Upside Down Under: Does technology make us lazy?…

Written by: Marvin Baker

After going through a couple of major technological changes in my journalism career as well as other changes observed, I have to wonder if it’s is making us lazy?


And since the pandemic, work at home has become “a thing.” People who have the right jobs don’t even go to work anymore. They stay at home and knock out there job on a computer.

I can certainly say that life for a journalist has gotten much easier since the early 1960s when the lin-o-type was the way to get the paper published. Today, it’s powerful pagination programs.


It used to be that when I wrote a research paper in college, I’d dust off my manual typewriter, put a piece of paper in the roller and get busy.


When I made a mistake, I used White Out to cover it up. Sometimes I had the luxury of using erasable bond paper so I could erase my errors with a pencil eraser.


Occasionally, the ribbon would run out ink. New ribbons were often messy on the fingers, then you had to type a little on a separate piece of paper to eliminate the smudges.


When I joined the staff of the Dakota Student at UND in 1986, we used Compugraphic equipment. That was living the high life. The copy came out in single column strips, we ran them through a waxer and pasted the strips on the pages that were positioned on a light table.


However, because of that equipment, we sometimes worked through the night to produce the next edition, but we never complained.


It was also in the fall of 1986 that I was first exposed to a computer. I took Computers 101 and it was scary because the classroom lectures were so futuristic. Landing my first job out of college at the Emmons County Record in Linton, I was assigned a Zenith video display terminal. What a leap forward.


As time went on, the equipment got better and became less expensive. And when I accepted a reporter position at the Jamestown Sun in the spring of 1995, I really got spoiled… state-of-the-art Macs.
My position in Langdon saw two major changes. It was the first time I’d seen a laptop, let alone worked on one. There were times in which I had to take work home with me. It was certainly convenient to knock out a major story on Sunday afternoon while waiting for laundry to dry.


It was also in Langdon, in 1997, that myself and the staff at the Cavalier County Republican, were first exposed to pagination. It took us a while to get the hang of it, but when we did, it revolutionized how we produced the newspaper.
The laptop sure came in handy in that respect. If I got a good front-page idea, I could just “lay out” a dummy page on the screen and have it ready when I needed it in the office.


I should also point out that in my early days in the National Guard, I did some sideline public affairs work. I still remember sitting in a hotel room in Valley City, hand writing an article about battalion headquarters in Valley City.
I think the Guard felt sorry for me so they gave me a computer with MS DOS. That was so cumbersome, I turned it back in and purchased my own typewriter.
Computer technology has continued to evolve. Wi-fi, streaming video, gaming, artificial intelligence and I shudder to think of what comes next.

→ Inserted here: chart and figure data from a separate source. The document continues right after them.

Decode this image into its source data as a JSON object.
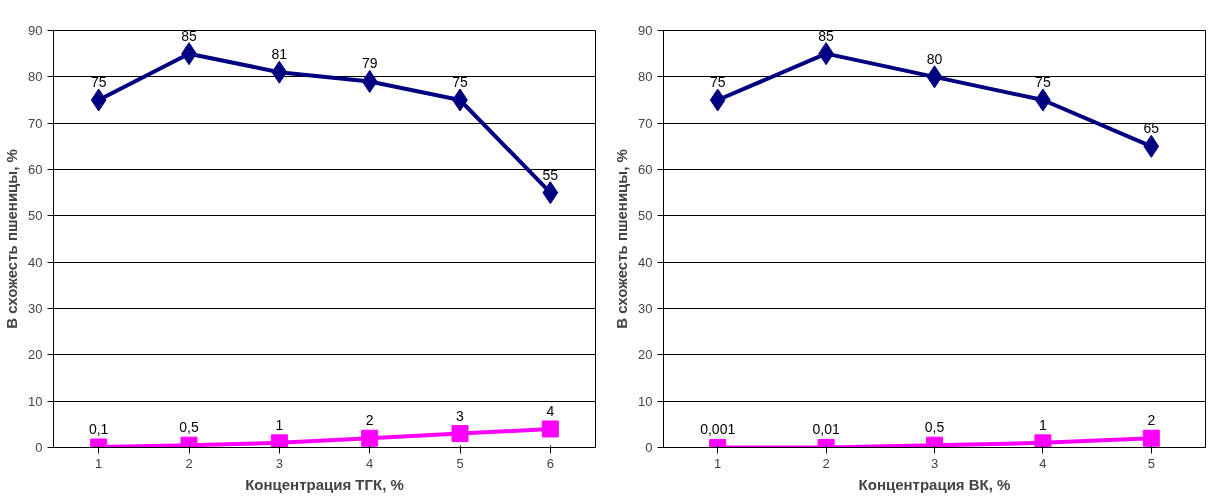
{
  "chart_data": [
    {
      "type": "line",
      "xlabel": "Концентрация ТГК, %",
      "ylabel": "В схожесть пшеницы, %",
      "categories": [
        "1",
        "2",
        "3",
        "4",
        "5",
        "6"
      ],
      "ylim": [
        0,
        90
      ],
      "yticks": [
        0,
        10,
        20,
        30,
        40,
        50,
        60,
        70,
        80,
        90
      ],
      "grid": "y",
      "series": [
        {
          "color": "#000080",
          "marker": "diamond",
          "values": [
            75,
            85,
            81,
            79,
            75,
            55
          ],
          "value_labels": [
            "75",
            "85",
            "81",
            "79",
            "75",
            "55"
          ]
        },
        {
          "color": "#ff00ff",
          "marker": "square",
          "values": [
            0.1,
            0.5,
            1,
            2,
            3,
            4
          ],
          "value_labels": [
            "0,1",
            "0,5",
            "1",
            "2",
            "3",
            "4"
          ]
        }
      ]
    },
    {
      "type": "line",
      "xlabel": "Концентрация ВК, %",
      "ylabel": "В схожесть пшеницы, %",
      "categories": [
        "1",
        "2",
        "3",
        "4",
        "5"
      ],
      "ylim": [
        0,
        90
      ],
      "yticks": [
        0,
        10,
        20,
        30,
        40,
        50,
        60,
        70,
        80,
        90
      ],
      "grid": "y",
      "series": [
        {
          "color": "#000080",
          "marker": "diamond",
          "values": [
            75,
            85,
            80,
            75,
            65
          ],
          "value_labels": [
            "75",
            "85",
            "80",
            "75",
            "65"
          ]
        },
        {
          "color": "#ff00ff",
          "marker": "square",
          "values": [
            0.001,
            0.01,
            0.5,
            1,
            2
          ],
          "value_labels": [
            "0,001",
            "0,01",
            "0,5",
            "1",
            "2"
          ]
        }
      ]
    }
  ]
}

At Christmas I got a new iMac and there is a program I downloaded that is actually designed for medical students. It breaks down the entire human body in 3-D. It’s incredible just to view and thank goodness I don’t have to study it.
One thing that hasn’t changed, however, at least since 1997, is how I write my articles. But it often reminds me of the manual typewriter days. In fact, I have a 1912 L.C. Smith typewriter behind my desk in case I need a visual reminder of how difficult it used to be.